Metabolic Liabilities in Lung Cancer
The oncogene KRAS and tumor suppressor STK11, encoding the kinase LKB1, are frequently co-mutated (6-11%) in non-small cell lung cancer (NSCLC), the leading cause of cancer death worldwide. Concomitant mutations of KRAS and LKB1 promote tumor progression and metastasis.
In a study published in Nature, we (from DeBerardinis lab at UTSW) disclosed an alteration of nitrogen metabolism in KRAS/LKB1 co-mutant cancer cells and human tumors. In these co-mutants, the urea cycle enzyme carbamoyl phosphate synthetase 1 (CPS1) enables an unconventional pathway in which nitrogen is trafficked from ammonia in the mitochondria to pyrimidines in the cytosol. We will further investigate underlying mechanism of CPS1 dependence and nitrogen trafficking/transport.
Discovery of New Metabolic Pathways Altered in KRAS/LKB1 co-mutant NSCLC.

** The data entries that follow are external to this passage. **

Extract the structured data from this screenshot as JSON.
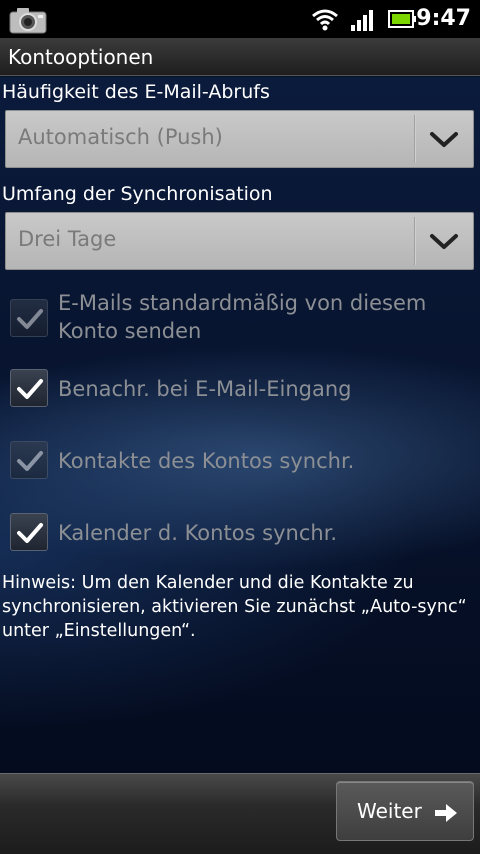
{
  "statusbar": {
    "time": "9:47",
    "icons": [
      "camera-icon",
      "wifi-icon",
      "signal-icon",
      "battery-icon"
    ]
  },
  "titlebar": {
    "title": "Kontooptionen"
  },
  "form": {
    "fetch_frequency": {
      "label": "Häufigkeit des E-Mail-Abrufs",
      "value": "Automatisch (Push)"
    },
    "sync_range": {
      "label": "Umfang der Synchronisation",
      "value": "Drei Tage"
    },
    "checkboxes": [
      {
        "line1": "E-Mails standardmäßig von diesem",
        "line2": "Konto senden",
        "checked": true,
        "enabled": false
      },
      {
        "line1": "Benachr. bei E-Mail-Eingang",
        "checked": true,
        "enabled": true
      },
      {
        "line1": "Kontakte des Kontos synchr.",
        "checked": true,
        "enabled": false
      },
      {
        "line1": "Kalender d. Kontos synchr.",
        "checked": true,
        "enabled": true
      }
    ],
    "hint": "Hinweis: Um den Kalender und die Kontakte zu synchronisieren, aktivieren Sie zunächst „Auto-sync“ unter „Einstellungen“."
  },
  "bottombar": {
    "next_label": "Weiter"
  },
  "colors": {
    "spinner_bg": "#c0c0c0",
    "spinner_text": "#7a7a7a",
    "disabled_text": "#8c8f94",
    "background": "#06112a"
  }
}
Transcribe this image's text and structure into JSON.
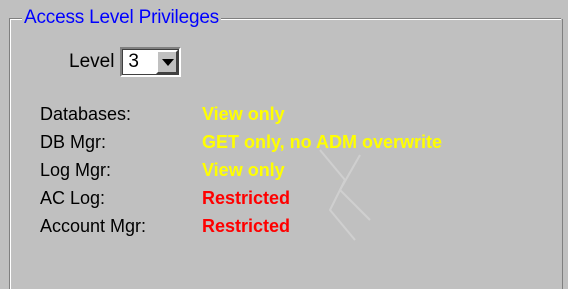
{
  "groupbox": {
    "title": "Access Level Privileges"
  },
  "level": {
    "label": "Level",
    "selected": "3"
  },
  "privileges": [
    {
      "label": "Databases:",
      "value": "View only",
      "color": "#ffff00"
    },
    {
      "label": "DB Mgr:",
      "value": "GET only, no ADM overwrite",
      "color": "#ffff00"
    },
    {
      "label": "Log Mgr:",
      "value": "View only",
      "color": "#ffff00"
    },
    {
      "label": "AC Log:",
      "value": "Restricted",
      "color": "#ff0000"
    },
    {
      "label": "Account Mgr:",
      "value": "Restricted",
      "color": "#ff0000"
    }
  ],
  "colors": {
    "background": "#c0c0c0",
    "title": "#0000ff",
    "allowed": "#ffff00",
    "restricted": "#ff0000"
  }
}
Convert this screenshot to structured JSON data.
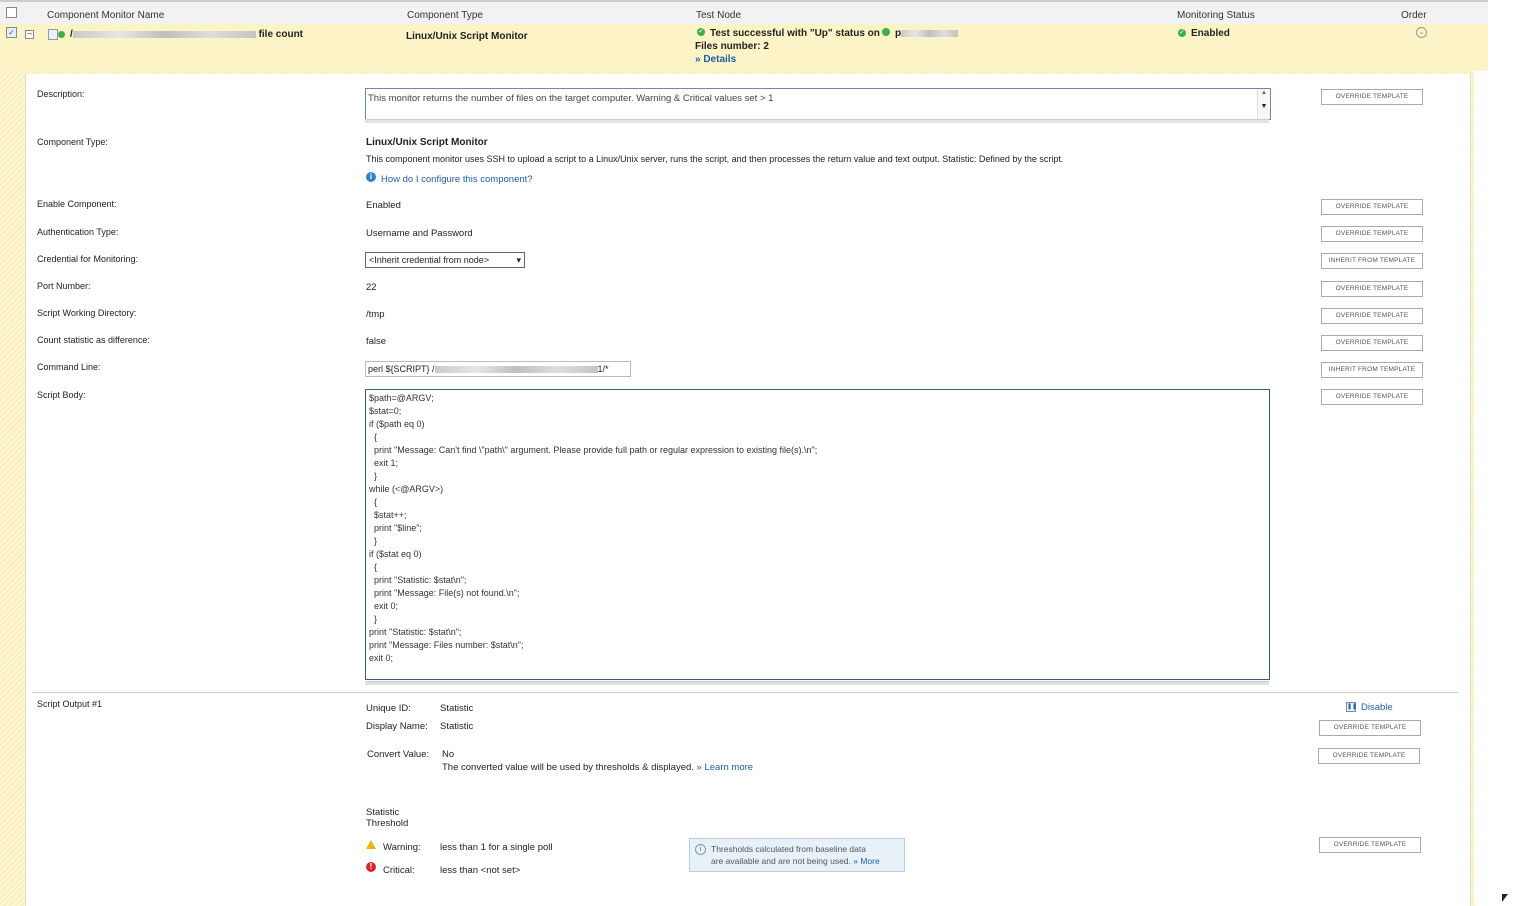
{
  "header": {
    "col_name": "Component Monitor Name",
    "col_type": "Component Type",
    "col_test": "Test Node",
    "col_status": "Monitoring Status",
    "col_order": "Order"
  },
  "row": {
    "name_suffix": "file count",
    "name_prefix": "/",
    "type": "Linux/Unix Script Monitor",
    "test_result": "Test successful with \"Up\" status on",
    "test_node_prefix": "p",
    "files_number": "Files number: 2",
    "details": "» Details",
    "status": "Enabled"
  },
  "form": {
    "description_label": "Description:",
    "description_value": "This monitor returns the number of files on the target computer.  Warning & Critical values set > 1",
    "component_type_label": "Component Type:",
    "component_type_value": "Linux/Unix Script Monitor",
    "component_type_desc": "This component monitor uses SSH to upload a script to a Linux/Unix server, runs the script, and then processes the return value and text output. Statistic: Defined by the script.",
    "help_link": "How do I configure this component?",
    "enable_label": "Enable Component:",
    "enable_value": "Enabled",
    "auth_label": "Authentication Type:",
    "auth_value": "Username and Password",
    "credential_label": "Credential for Monitoring:",
    "credential_value": "<Inherit credential from node>",
    "port_label": "Port Number:",
    "port_value": "22",
    "workdir_label": "Script Working Directory:",
    "workdir_value": "/tmp",
    "count_label": "Count statistic as difference:",
    "count_value": "false",
    "cmd_label": "Command Line:",
    "cmd_prefix": "perl ${SCRIPT} /",
    "cmd_suffix": "1/*",
    "script_label": "Script Body:",
    "script_body": "$path=@ARGV;\n$stat=0;\nif ($path eq 0)\n  {\n  print \"Message: Can't find \\\"path\\\" argument. Please provide full path or regular expression to existing file(s).\\n\";\n  exit 1;\n  }\nwhile (<@ARGV>)\n  {\n  $stat++;\n  print \"$line\";\n  }\nif ($stat eq 0)\n  {\n  print \"Statistic: $stat\\n\";\n  print \"Message: File(s) not found.\\n\";\n  exit 0;\n  }\nprint \"Statistic: $stat\\n\";\nprint \"Message: Files number: $stat\\n\";\nexit 0;"
  },
  "buttons": {
    "override": "OVERRIDE TEMPLATE",
    "inherit": "INHERIT FROM TEMPLATE"
  },
  "output": {
    "section_label": "Script Output #1",
    "disable": "Disable",
    "unique_id_label": "Unique ID:",
    "unique_id_value": "Statistic",
    "display_name_label": "Display Name:",
    "display_name_value": "Statistic",
    "convert_label": "Convert Value:",
    "convert_value": "No",
    "convert_note": "The converted value will be used by thresholds & displayed.",
    "learn_more": "» Learn more",
    "threshold_title_1": "Statistic",
    "threshold_title_2": "Threshold",
    "warning_label": "Warning:",
    "warning_value": "less than 1  for a single poll",
    "critical_label": "Critical:",
    "critical_value": "less than <not set>",
    "baseline_line1": "Thresholds calculated from baseline data",
    "baseline_line2": "are available and are not being used.",
    "baseline_more": "» More"
  },
  "colors": {
    "accent_link": "#1f5fa6",
    "row_bg": "#fcf3c6",
    "ok_green": "#3cb043",
    "warn": "#f0b400",
    "crit": "#d9262b"
  }
}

We are seeking to uncover additional vulnerabilities related to nitrogen metabolism by a comprehensive analysis of metabolite levels in tumor/or cancer cells with mutations in one or both genes. Additionally, with a combination of unbiased CRISPR screening, metabolomics methods and in vivo nutrient infusion, we plan to identify and understand key genes/metabolic pathways involved in tumor aggressiveness in KRAS/LKB1 co-mutant NSCLC.
Discovering and Understanding Metabolic Vulnerabilities in Bladder Cancer.
The long-term goal of our lab is to broaden our research to examine and identify altered metabolic pathways, specifically nitrogen metabolism, in various types of cancer where mutation profiling, biomarker discovery, or targeted therapy has not been thoroughly explored, including bladder cancer. By integrating metabolomics analysis of human bladder tumors with gene expression data, we will reveal what metabolic pathway(s) are perturbed in different disease stages and investigate whether these changes impose liabilities that could be exploited therapeutically.